Refreshments at 11:30

Speaker:  Mauro Maggioni, Departments of Mathematics, Computer Science, and Electrical and Computer Engineering, Duke University

Title:  Multiscale Geometric Methods for Data in High Dimensions

Abstract:
We discuss recent work on multiscale geometric analysis applied to high-dimensional data sets. A first application to the estimation of the intrinsic dimension of noisy data, a second one to the construction of data-driven dictionaries for efficient sparse representations data sets and a novel geometric multiresolution analysis framework for encoding data.

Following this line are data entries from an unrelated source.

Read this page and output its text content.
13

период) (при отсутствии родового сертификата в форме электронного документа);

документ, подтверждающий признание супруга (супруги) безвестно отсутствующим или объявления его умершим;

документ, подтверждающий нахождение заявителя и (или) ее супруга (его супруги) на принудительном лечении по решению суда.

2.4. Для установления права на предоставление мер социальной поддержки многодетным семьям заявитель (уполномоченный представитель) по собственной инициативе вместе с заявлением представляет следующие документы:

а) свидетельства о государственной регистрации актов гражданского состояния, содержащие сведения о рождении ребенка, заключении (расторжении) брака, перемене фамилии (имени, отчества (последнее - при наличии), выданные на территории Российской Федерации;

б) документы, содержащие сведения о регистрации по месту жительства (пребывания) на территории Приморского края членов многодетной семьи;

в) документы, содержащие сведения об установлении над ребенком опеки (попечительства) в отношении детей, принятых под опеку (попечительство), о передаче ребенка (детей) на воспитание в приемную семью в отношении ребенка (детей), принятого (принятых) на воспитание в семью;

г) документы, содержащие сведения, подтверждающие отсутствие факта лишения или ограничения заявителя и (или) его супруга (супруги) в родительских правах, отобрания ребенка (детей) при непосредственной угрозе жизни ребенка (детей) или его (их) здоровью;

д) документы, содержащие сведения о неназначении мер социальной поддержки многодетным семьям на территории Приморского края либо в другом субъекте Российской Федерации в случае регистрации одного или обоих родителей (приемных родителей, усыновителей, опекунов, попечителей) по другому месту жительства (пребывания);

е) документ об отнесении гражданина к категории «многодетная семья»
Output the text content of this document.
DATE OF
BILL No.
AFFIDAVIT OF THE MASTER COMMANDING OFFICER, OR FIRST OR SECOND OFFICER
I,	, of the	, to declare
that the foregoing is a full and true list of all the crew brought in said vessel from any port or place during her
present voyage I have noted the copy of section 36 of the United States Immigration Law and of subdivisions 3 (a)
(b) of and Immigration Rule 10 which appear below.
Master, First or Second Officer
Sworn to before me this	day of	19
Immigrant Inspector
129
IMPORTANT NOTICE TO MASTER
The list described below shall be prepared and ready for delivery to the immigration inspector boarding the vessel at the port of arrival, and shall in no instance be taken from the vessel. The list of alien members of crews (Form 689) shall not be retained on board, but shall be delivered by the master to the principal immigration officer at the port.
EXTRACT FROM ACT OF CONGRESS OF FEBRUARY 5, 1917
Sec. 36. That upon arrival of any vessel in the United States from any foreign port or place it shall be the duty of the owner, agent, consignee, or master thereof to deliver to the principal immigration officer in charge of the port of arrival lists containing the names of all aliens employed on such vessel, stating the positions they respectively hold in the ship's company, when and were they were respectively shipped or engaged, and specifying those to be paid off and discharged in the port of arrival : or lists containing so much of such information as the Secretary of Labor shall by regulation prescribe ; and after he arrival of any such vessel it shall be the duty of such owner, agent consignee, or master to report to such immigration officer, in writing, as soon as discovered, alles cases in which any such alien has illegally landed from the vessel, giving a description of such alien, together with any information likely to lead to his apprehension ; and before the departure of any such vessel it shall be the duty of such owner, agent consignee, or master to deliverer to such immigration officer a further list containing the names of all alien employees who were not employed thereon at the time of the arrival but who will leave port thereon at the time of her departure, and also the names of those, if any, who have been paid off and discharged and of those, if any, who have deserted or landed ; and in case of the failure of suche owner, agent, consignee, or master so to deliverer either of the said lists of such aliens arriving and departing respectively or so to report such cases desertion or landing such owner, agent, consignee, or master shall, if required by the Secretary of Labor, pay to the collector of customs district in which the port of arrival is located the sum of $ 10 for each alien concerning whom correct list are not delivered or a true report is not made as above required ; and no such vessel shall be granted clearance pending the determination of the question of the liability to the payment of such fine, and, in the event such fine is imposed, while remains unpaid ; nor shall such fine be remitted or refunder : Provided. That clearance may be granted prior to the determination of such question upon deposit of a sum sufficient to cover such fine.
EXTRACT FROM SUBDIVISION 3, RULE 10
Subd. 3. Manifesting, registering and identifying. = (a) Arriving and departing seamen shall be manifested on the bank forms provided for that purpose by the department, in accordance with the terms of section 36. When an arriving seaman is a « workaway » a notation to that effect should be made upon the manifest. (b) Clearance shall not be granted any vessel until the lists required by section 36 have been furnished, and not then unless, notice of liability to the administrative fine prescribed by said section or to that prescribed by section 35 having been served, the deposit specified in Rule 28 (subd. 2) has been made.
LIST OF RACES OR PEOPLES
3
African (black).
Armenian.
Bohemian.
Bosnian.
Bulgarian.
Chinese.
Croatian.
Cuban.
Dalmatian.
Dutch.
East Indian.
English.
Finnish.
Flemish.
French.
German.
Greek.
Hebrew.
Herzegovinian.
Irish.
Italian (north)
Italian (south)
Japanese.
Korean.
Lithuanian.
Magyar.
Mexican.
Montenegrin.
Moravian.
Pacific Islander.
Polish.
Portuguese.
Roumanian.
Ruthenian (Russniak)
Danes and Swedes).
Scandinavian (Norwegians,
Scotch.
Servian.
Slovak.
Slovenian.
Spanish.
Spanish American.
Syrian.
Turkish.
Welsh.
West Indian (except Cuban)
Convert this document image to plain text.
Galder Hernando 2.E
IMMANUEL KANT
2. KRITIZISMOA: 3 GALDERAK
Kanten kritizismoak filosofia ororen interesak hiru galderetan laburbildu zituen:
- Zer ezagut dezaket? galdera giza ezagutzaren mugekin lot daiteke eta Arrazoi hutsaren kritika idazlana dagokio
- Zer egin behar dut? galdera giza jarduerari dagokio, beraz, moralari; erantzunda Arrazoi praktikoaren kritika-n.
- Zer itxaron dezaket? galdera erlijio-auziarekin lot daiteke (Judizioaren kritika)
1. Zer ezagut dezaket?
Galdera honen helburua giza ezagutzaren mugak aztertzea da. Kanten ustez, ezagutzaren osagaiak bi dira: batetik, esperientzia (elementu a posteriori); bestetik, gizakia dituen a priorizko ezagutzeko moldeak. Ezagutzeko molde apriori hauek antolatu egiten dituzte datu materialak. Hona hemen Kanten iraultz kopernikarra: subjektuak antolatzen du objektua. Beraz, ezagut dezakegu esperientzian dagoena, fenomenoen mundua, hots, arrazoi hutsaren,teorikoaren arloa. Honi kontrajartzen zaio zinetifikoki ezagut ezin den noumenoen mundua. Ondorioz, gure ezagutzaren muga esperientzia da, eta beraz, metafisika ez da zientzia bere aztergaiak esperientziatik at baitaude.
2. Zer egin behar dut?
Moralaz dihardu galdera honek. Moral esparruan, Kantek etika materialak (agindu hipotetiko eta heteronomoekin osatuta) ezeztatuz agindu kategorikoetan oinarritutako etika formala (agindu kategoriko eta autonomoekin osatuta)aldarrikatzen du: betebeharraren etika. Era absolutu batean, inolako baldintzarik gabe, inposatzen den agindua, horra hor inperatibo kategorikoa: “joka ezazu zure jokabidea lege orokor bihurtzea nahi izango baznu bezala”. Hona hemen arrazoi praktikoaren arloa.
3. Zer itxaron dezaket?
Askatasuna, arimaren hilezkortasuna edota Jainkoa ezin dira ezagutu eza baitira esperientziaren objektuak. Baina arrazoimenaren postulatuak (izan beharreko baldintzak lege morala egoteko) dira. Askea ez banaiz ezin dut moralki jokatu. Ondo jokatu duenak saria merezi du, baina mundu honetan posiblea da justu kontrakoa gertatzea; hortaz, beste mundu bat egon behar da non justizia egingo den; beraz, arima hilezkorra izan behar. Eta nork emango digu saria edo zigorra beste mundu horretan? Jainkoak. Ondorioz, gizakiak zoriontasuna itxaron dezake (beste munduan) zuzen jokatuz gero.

Finally we discuss the problem of estimating a probability measure in high dimensions, whose support is (nearly) low-dimensional and has some geometric structure, for example that of a manifold, or a union of hyperplanes. We construct a multiscale geometric tree decomposition of the data and use this decomposition to construct an increasing family of approximation “spaces” in the space or probability measures, parametrized by certain subtrees of the multiscale tree, and perform a multiscale bias-variance tradeoff using this family of approximation spaces. We obtain finite-sample results that guarantee that with high probability the Wasserstein distance between the (random) measure estimated by our algorithm and the true measure is small, depending on the number of samples, a measure of complexity of the models we use (typically this depends only on the intrinsic dimension and not on the ambient dimension!), and a notion of “regularity” of the true measure.